With the passage of the debt deal, one federal department didn't so much get slashed as slowed. It's responsible for a lot of the debt in the first place, but then again two wars are going on. You guessed it — the Pentagon actually came out flusher than any department in today's debt deal.
Rather than cutting $400 billion in defense spending through 2023, as President Barack Obama had proposed in April, the current proposal trims $350 billion through 2024, effectively giving the Pentagon $50 billion more than it had been expecting over the next decade, McClatchy reported today.
Meanwhile, the debt deal drastically reduces domestic discretionary spending, categories such as transportation and education, which is 12 percent of the federal budget, according to the Daily Beast. Defense spending accounts for close to 24 percent.
After weeks of debate between, it's hard to know if anything or anyone could substantially slash defense spending. "Military spending has more or less survived the drawdown of two wars and a domestic economic crisis. Even now, Congress can't agree on how much to cut defense spending while maintaining U.S. military strength," McClatchy reported.

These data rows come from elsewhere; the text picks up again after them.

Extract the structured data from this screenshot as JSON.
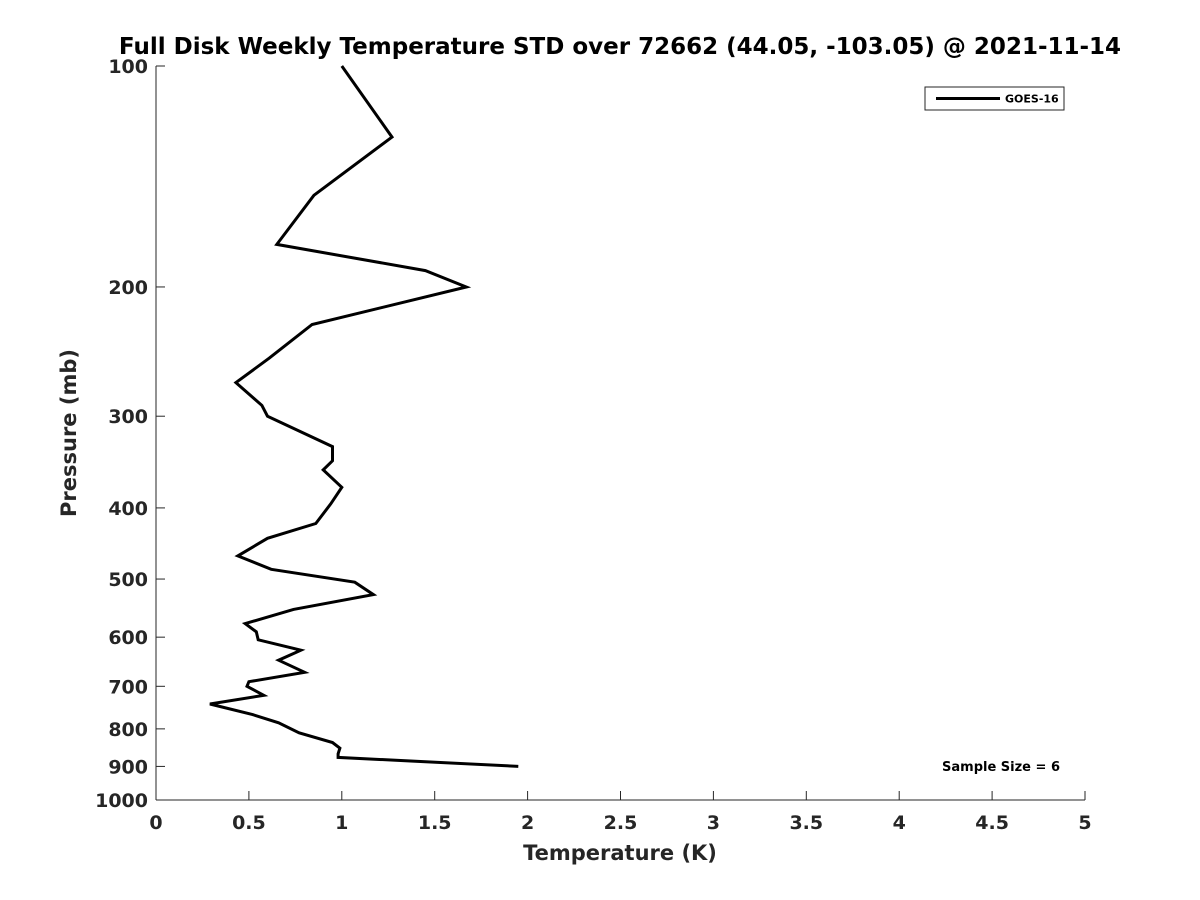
{
  "chart_data": {
    "type": "line",
    "title": "Full Disk Weekly Temperature STD over 72662 (44.05, -103.05) @ 2021-11-14",
    "xlabel": "Temperature (K)",
    "ylabel": "Pressure (mb)",
    "xlim": [
      0,
      5
    ],
    "ylim": [
      100,
      1000
    ],
    "yscale": "log",
    "y_reversed": true,
    "grid": false,
    "xticks": [
      0,
      0.5,
      1,
      1.5,
      2,
      2.5,
      3,
      3.5,
      4,
      4.5,
      5
    ],
    "xtick_labels": [
      "0",
      "0.5",
      "1",
      "1.5",
      "2",
      "2.5",
      "3",
      "3.5",
      "4",
      "4.5",
      "5"
    ],
    "yticks": [
      100,
      200,
      300,
      400,
      500,
      600,
      700,
      800,
      900,
      1000
    ],
    "ytick_labels": [
      "100",
      "200",
      "300",
      "400",
      "500",
      "600",
      "700",
      "800",
      "900",
      "1000"
    ],
    "legend_position": "top-right",
    "series": [
      {
        "name": "GOES-16",
        "color": "#000000",
        "x": [
          1.0,
          1.27,
          0.85,
          0.65,
          1.45,
          1.67,
          0.84,
          0.61,
          0.43,
          0.57,
          0.6,
          0.95,
          0.95,
          0.9,
          1.0,
          0.94,
          0.86,
          0.6,
          0.44,
          0.62,
          1.07,
          1.17,
          0.74,
          0.48,
          0.54,
          0.55,
          0.78,
          0.66,
          0.8,
          0.5,
          0.49,
          0.58,
          0.29,
          0.52,
          0.66,
          0.77,
          0.95,
          0.99,
          0.98,
          0.98,
          1.95
        ],
        "y": [
          100,
          125,
          150,
          175,
          190,
          200,
          225,
          250,
          270,
          290,
          300,
          330,
          345,
          355,
          375,
          395,
          420,
          440,
          465,
          485,
          505,
          525,
          550,
          575,
          590,
          605,
          625,
          645,
          670,
          690,
          700,
          720,
          740,
          765,
          785,
          810,
          835,
          850,
          865,
          875,
          900
        ]
      }
    ],
    "annotation": "Sample Size = 6"
  }
}
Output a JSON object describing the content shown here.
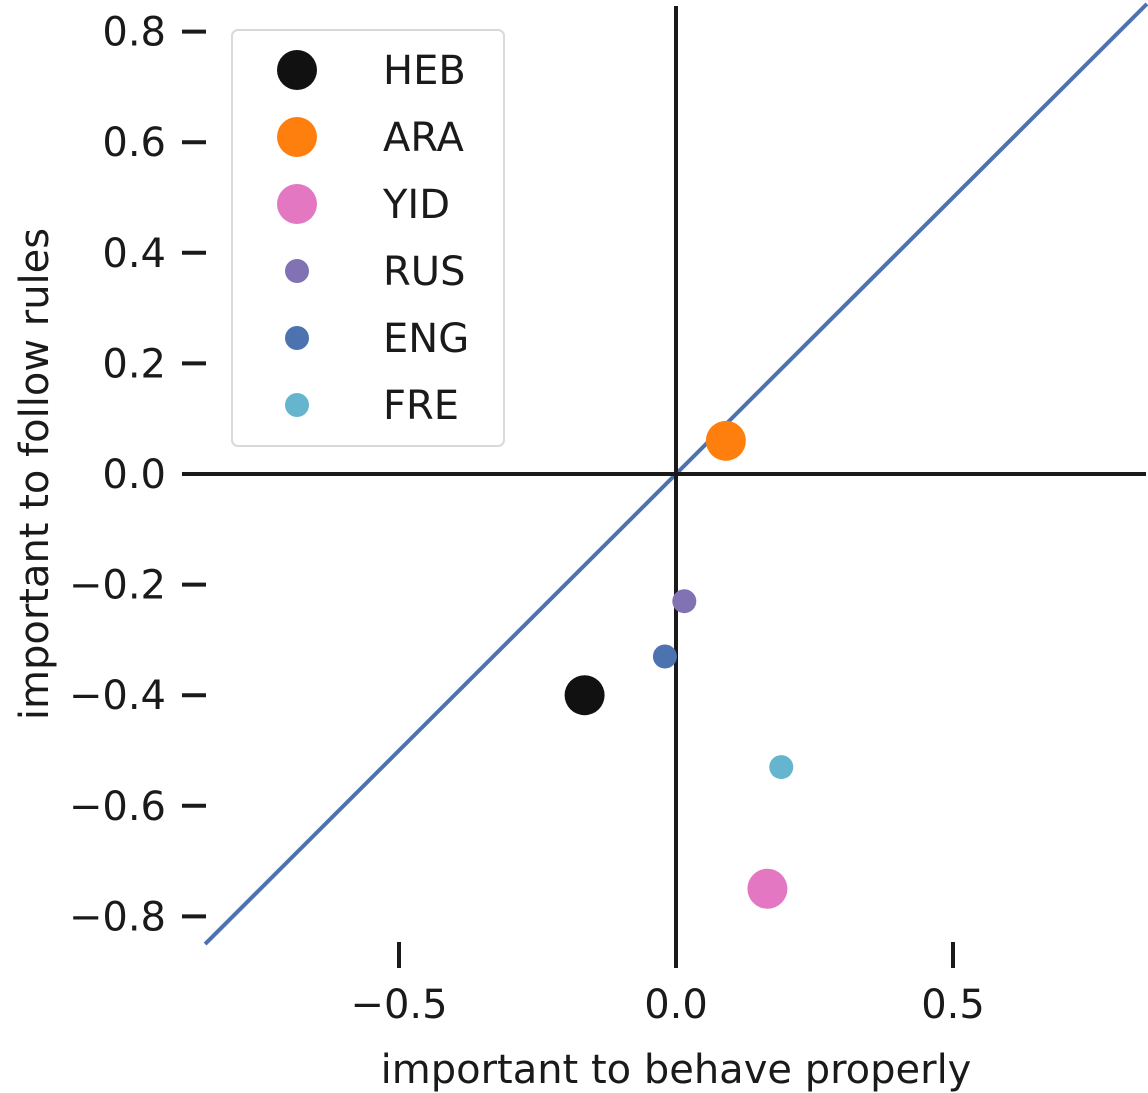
{
  "chart_data": {
    "type": "scatter",
    "title": "",
    "xlabel": "important to behave properly",
    "ylabel": "important to follow rules",
    "xlim": [
      -0.85,
      0.85
    ],
    "ylim": [
      -0.85,
      0.85
    ],
    "xticks": [
      {
        "value": -0.5,
        "label": "−0.5"
      },
      {
        "value": 0.0,
        "label": "0.0"
      },
      {
        "value": 0.5,
        "label": "0.5"
      }
    ],
    "yticks": [
      {
        "value": 0.8,
        "label": "0.8"
      },
      {
        "value": 0.6,
        "label": "0.6"
      },
      {
        "value": 0.4,
        "label": "0.4"
      },
      {
        "value": 0.2,
        "label": "0.2"
      },
      {
        "value": 0.0,
        "label": "0.0"
      },
      {
        "value": -0.2,
        "label": "−0.2"
      },
      {
        "value": -0.4,
        "label": "−0.4"
      },
      {
        "value": -0.6,
        "label": "−0.6"
      },
      {
        "value": -0.8,
        "label": "−0.8"
      }
    ],
    "grid": false,
    "legend_position": "top-left",
    "reference_lines": {
      "diagonal": {
        "from": [
          -0.85,
          -0.85
        ],
        "to": [
          0.85,
          0.85
        ],
        "color": "#4c72b0"
      },
      "horizontal_zero": true,
      "vertical_zero": true
    },
    "series": [
      {
        "name": "HEB",
        "x": -0.165,
        "y": -0.4,
        "color": "#111111",
        "size": "large"
      },
      {
        "name": "ARA",
        "x": 0.09,
        "y": 0.06,
        "color": "#ff7f0e",
        "size": "large"
      },
      {
        "name": "YID",
        "x": 0.165,
        "y": -0.75,
        "color": "#e377c2",
        "size": "large"
      },
      {
        "name": "RUS",
        "x": 0.015,
        "y": -0.23,
        "color": "#8172b3",
        "size": "small"
      },
      {
        "name": "ENG",
        "x": -0.02,
        "y": -0.33,
        "color": "#4c72b0",
        "size": "small"
      },
      {
        "name": "FRE",
        "x": 0.19,
        "y": -0.53,
        "color": "#64b5cd",
        "size": "small"
      }
    ]
  }
}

"In fact, that $553 billion is only part of what the Pentagon spends. America’s two major wars, in Iraq and Afghanistan, are funded by a line item called the “Overseas Contingency Operations,” which adds $118 billion to Pentagon coffers for 2012. Ironically, that’s roughly the size of Iraq’s entire economy ($118 billion in 2010). It dwarfs Afghanistan’s ($30 billion)."
The Pentagon is not out of the woods on budget cuts, with a six person bipartisan commission to make further deep slashes to programs. But the commission will face still resistance from conservative like Rep. Allen West, R-Fla., who said, "I think the most important thing is to get a strong defense person on the (bipartisan) committee," McClatchy reported.
Supporters of the debt deal, including top defense officials, said it was too risky to make major defense cuts without examining the national security strategy. They noted that the reductions still represent the sharpest baseline defense budget cuts since the 1990s.
However, the United States spent $580 billion a year on defense at the height of the Cold War. In the 2011 fiscal year, the Pentagon's baseline budget is $549 billion, with another $159 billion allotted for the wars in Iraq and Afghanistan, for a total of $708 billion, McClatchy reported.